All this will help you make a well-informed decision about switching at the end of the day.
- Differentiate “push” and “pull” factors
Are you switching industry because you see the potential in a new position, or because you feel you’re stagnating in your old one? These are good examples of a “push” and “pull” factor, respectively.
Generally, there needs to be a sufficient number of “push” factors to make the new industry attractive enough to join on its own merit. You don’t want to be applying for a new position just because your current one is failing to deliver.
- Set some new targets
Once you’ve decided on an industry and perhaps even a specific position, it’s time to set some new job targets. What sort of work are you prepared to put in? What kind of work tasks are you looking for in your new position?

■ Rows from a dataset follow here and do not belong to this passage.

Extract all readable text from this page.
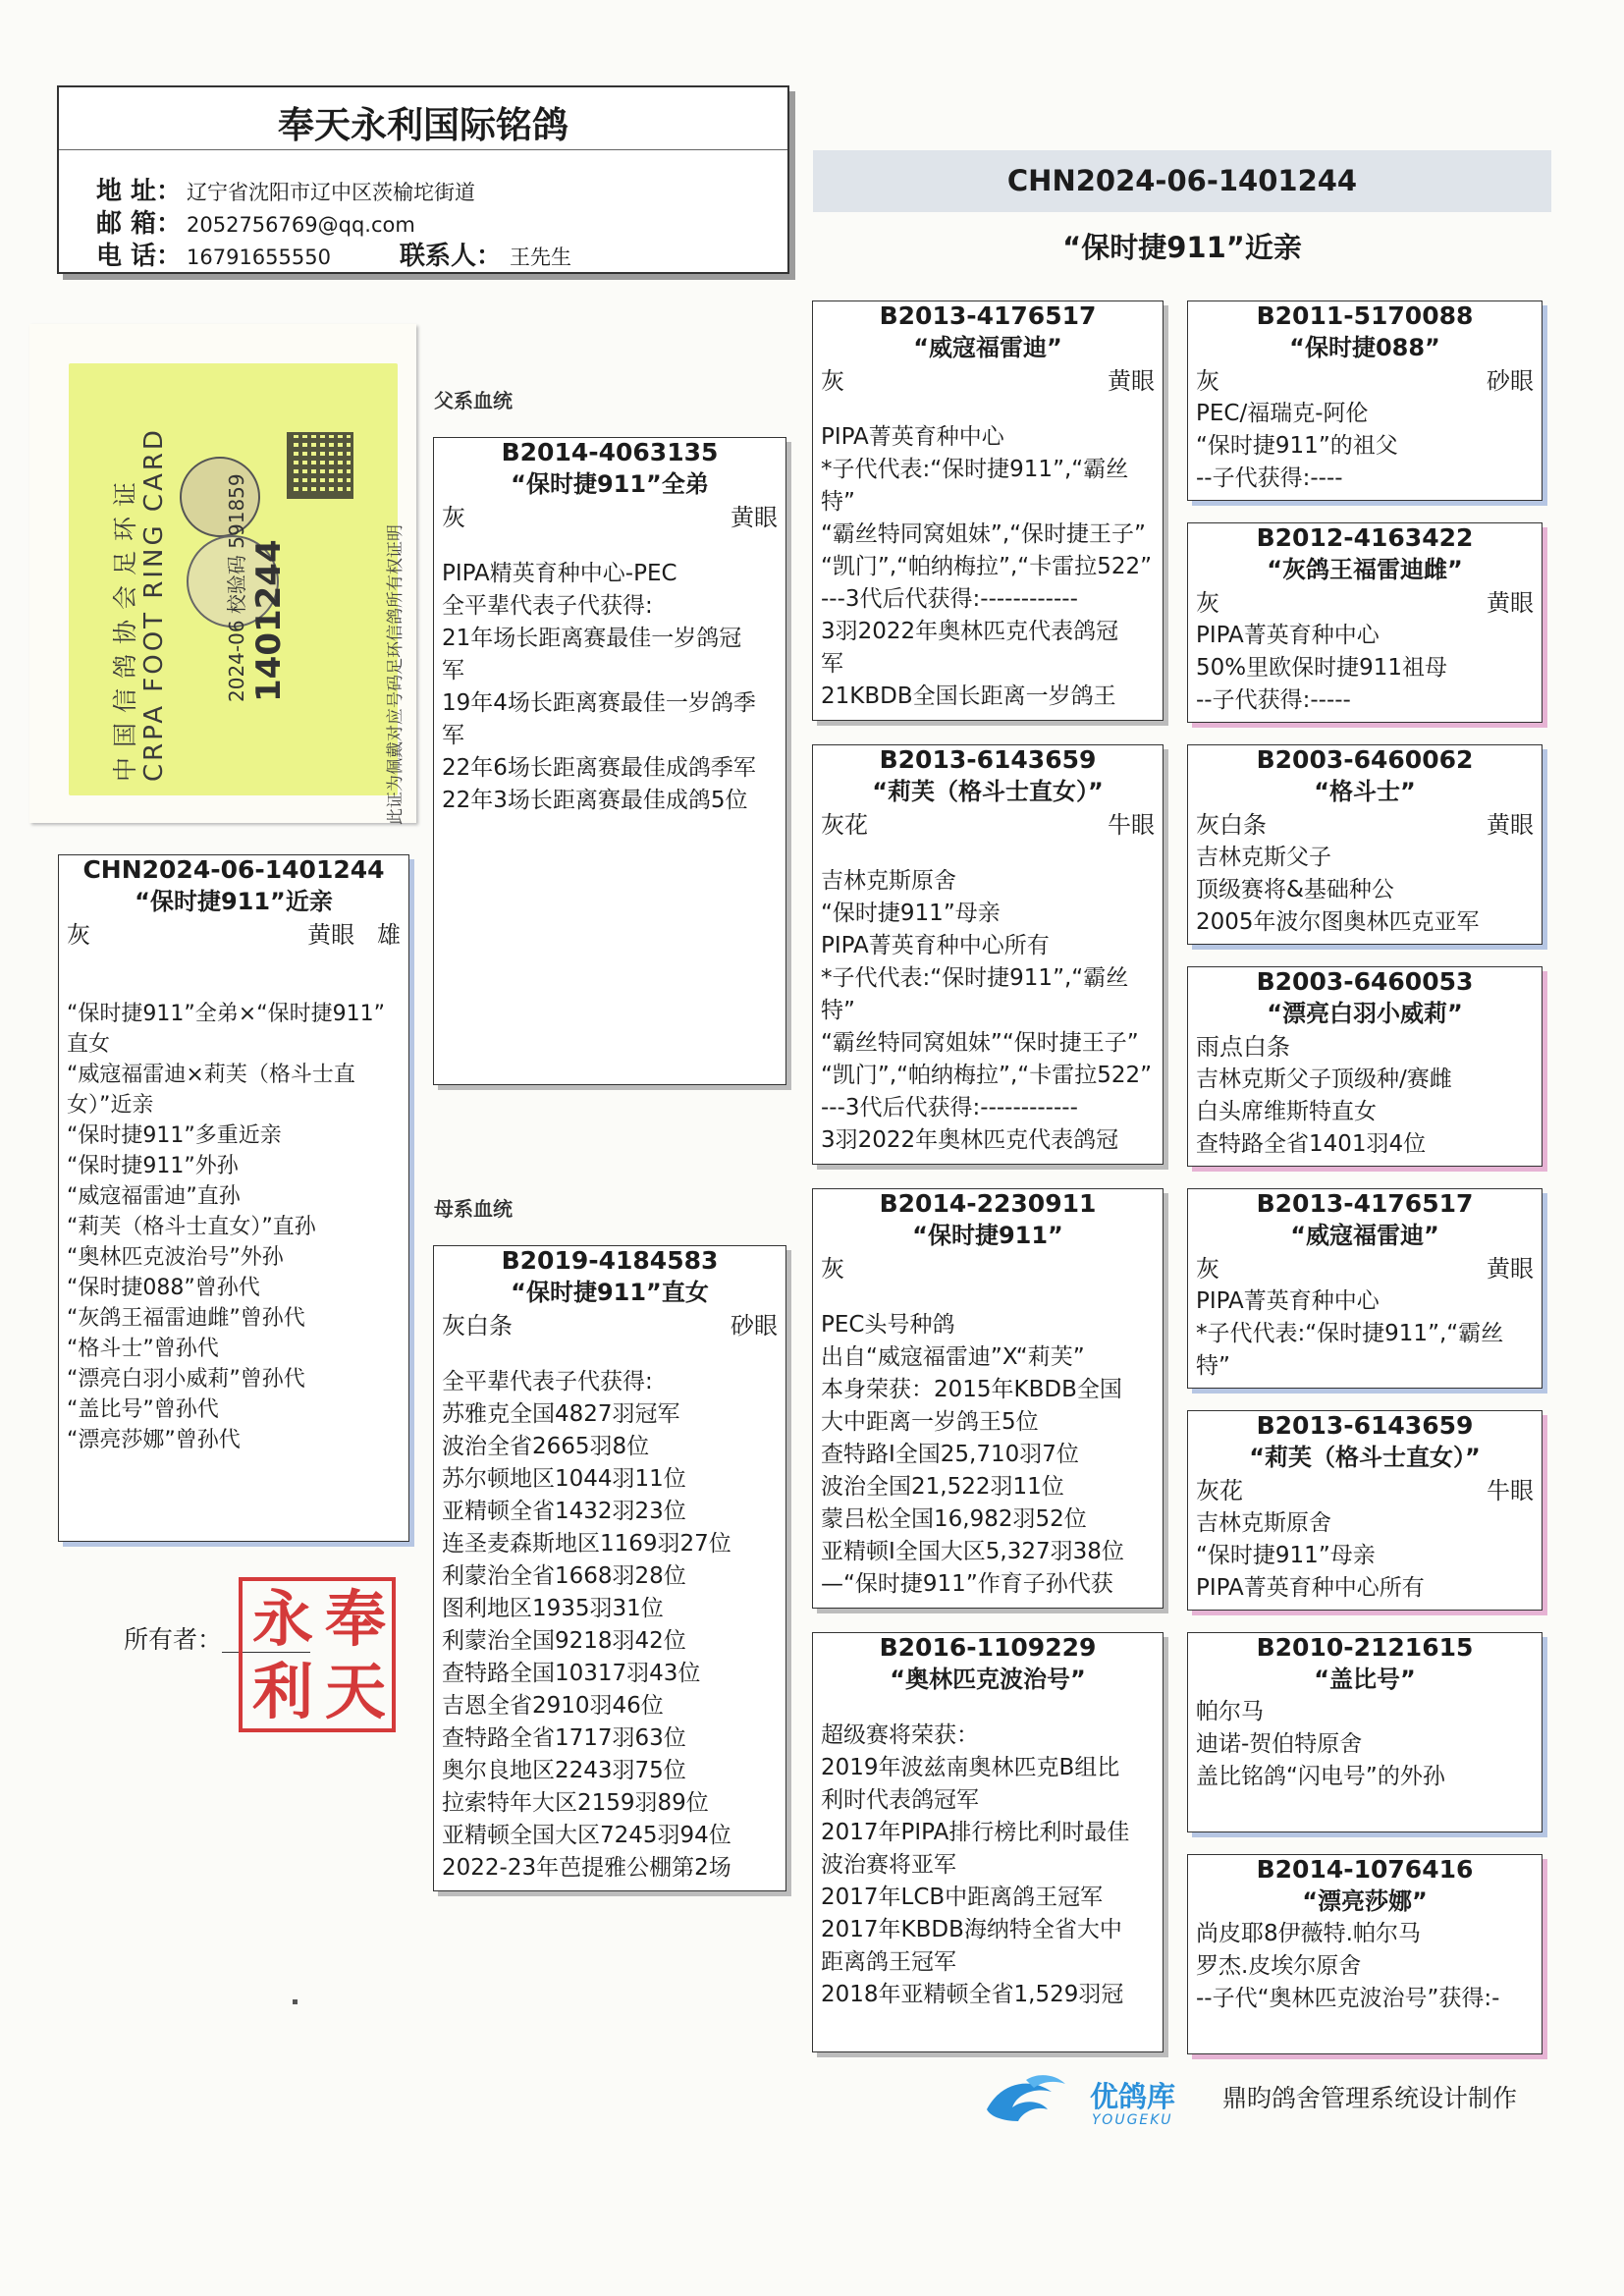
奉天永利国际铭鸽
地 址： 辽宁省沈阳市辽中区茨榆坨街道
邮 箱： 2052756769@qq.com
电 话： 16791655550	联系人： 王先生
CHN2024-06-1401244
“保时捷911”近亲
中国信鸽协会足环证 CRPA FOOT RING CARD	2024-06 校验码 591859 1401244	此证为佩戴对应号码足环信鸽所有权证明
父系血统
母系血统
CHN2024-06-1401244
“保时捷911”近亲
灰	黄眼 雄
“保时捷911”全弟×“保时捷911”
直女
“威寇福雷迪×莉芙（格斗士直
女）”近亲
“保时捷911”多重近亲
“保时捷911”外孙
“威寇福雷迪”直孙
“莉芙（格斗士直女）”直孙
“奥林匹克波治号”外孙
“保时捷088”曾孙代
“灰鸽王福雷迪雌”曾孙代
“格斗士”曾孙代
“漂亮白羽小威莉”曾孙代
“盖比号”曾孙代
“漂亮莎娜”曾孙代
B2014-4063135
“保时捷911”全弟
灰	黄眼
PIPA精英育种中心-PEC
全平辈代表子代获得:
21年场长距离赛最佳一岁鸽冠
军
19年4场长距离赛最佳一岁鸽季
军
22年6场长距离赛最佳成鸽季军
22年3场长距离赛最佳成鸽5位
B2019-4184583
“保时捷911”直女
灰白条	砂眼
全平辈代表子代获得:
苏雅克全国4827羽冠军
波治全省2665羽8位
苏尔顿地区1044羽11位
亚精顿全省1432羽23位
连圣麦森斯地区1169羽27位
利蒙治全省1668羽28位
图利地区1935羽31位
利蒙治全国9218羽42位
查特路全国10317羽43位
吉恩全省2910羽46位
查特路全省1717羽63位
奥尔良地区2243羽75位
拉索特年大区2159羽89位
亚精顿全国大区7245羽94位
2022-23年芭提雅公棚第2场
B2013-4176517
“威寇福雷迪”
灰	黄眼
PIPA菁英育种中心
*子代代表:“保时捷911”,“霸丝
特”
“霸丝特同窝姐妹”,“保时捷王子”
“凯门”,“帕纳梅拉”,“卡雷拉522”
---3代后代获得:------------
3羽2022年奥林匹克代表鸽冠
军
21KBDB全国长距离一岁鸽王
B2013-6143659
“莉芙（格斗士直女）”
灰花	牛眼
吉林克斯原舍
“保时捷911”母亲
PIPA菁英育种中心所有
*子代代表:“保时捷911”,“霸丝
特”
“霸丝特同窝姐妹”“保时捷王子”
“凯门”,“帕纳梅拉”,“卡雷拉522”
---3代后代获得:------------
3羽2022年奥林匹克代表鸽冠
B2014-2230911
“保时捷911”
灰
PEC头号种鸽
出自“威寇福雷迪”X“莉芙”
本身荣获：2015年KBDB全国
大中距离一岁鸽王5位
查特路I全国25,710羽7位
波治全国21,522羽11位
蒙吕松全国16,982羽52位
亚精顿I全国大区5,327羽38位
—“保时捷911”作育子孙代获
B2016-1109229
“奥林匹克波治号”
超级赛将荣获：
2019年波兹南奥林匹克B组比
利时代表鸽冠军
2017年PIPA排行榜比利时最佳
波治赛将亚军
2017年LCB中距离鸽王冠军
2017年KBDB海纳特全省大中
距离鸽王冠军
2018年亚精顿全省1,529羽冠
B2011-5170088
“保时捷088”
灰	砂眼
PEC/福瑞克-阿伦
“保时捷911”的祖父
--子代获得:----
B2012-4163422
“灰鸽王福雷迪雌”
灰	黄眼
PIPA菁英育种中心
50%里欧保时捷911祖母
--子代获得:-----
B2003-6460062
“格斗士”
灰白条	黄眼
吉林克斯父子
顶级赛将&基础种公
2005年波尔图奥林匹克亚军
B2003-6460053
“漂亮白羽小威莉”
雨点白条
吉林克斯父子顶级种/赛雌
白头席维斯特直女
查特路全省1401羽4位
B2013-4176517
“威寇福雷迪”
灰	黄眼
PIPA菁英育种中心
*子代代表:“保时捷911”,“霸丝
特”
B2013-6143659
“莉芙（格斗士直女）”
灰花	牛眼
吉林克斯原舍
“保时捷911”母亲
PIPA菁英育种中心所有
B2010-2121615
“盖比号”
帕尔马
迪诺-贺伯特原舍
盖比铭鸽“闪电号”的外孙
B2014-1076416
“漂亮莎娜”
尚皮耶8伊薇特.帕尔马
罗杰.皮埃尔原舍
--子代“奥林匹克波治号”获得:-
所有者： 奉
天
永
利
优鸽库
YOUGEKU
鼎昀鸽舍管理系统设计制作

You also have a finite amount of time and money with which to accomplish these goals. Hence, planning your career switch and marking up clear goalposts of success (or failure) will help you chart your progress and evaluate it.
- Prepare yourself for the change
We’ll say it upfront: if you’re planning to change industry, be prepared for a smaller salary. After all, it’s likely that you’ll be “starting out” in the new industry, and hence be in a more junior role than what you held in your previous company. Some advise that you ensure that you have sufficient savings – preferably at least 6 months’ worth of your current income – before you make the switch, to cushion the blow.
This is just one of the many changes that may occur upon switching careers. Working hours may change, you’ll have to get used to different working styles or operational processes. Be prepared for the unexpected!
- Upskill and re-tool
Now that you’ve decided where you want to go, it’s time to begin the journey! If you’re switching to the healthcare or food supply sector, for instance, some new knowledge is definitely needed to begin working in these areas. The same goes for infocomm and data positions, which typically require a least a course in the relevant programming language or software.
Remember that good attitude surpasses good aptitude. Don’t get discouraged if the learning curve is steep, and push through as best as you can! At the job interview, the interviewer will be impressed with your can-do spirit and courage in taking up a new challenge.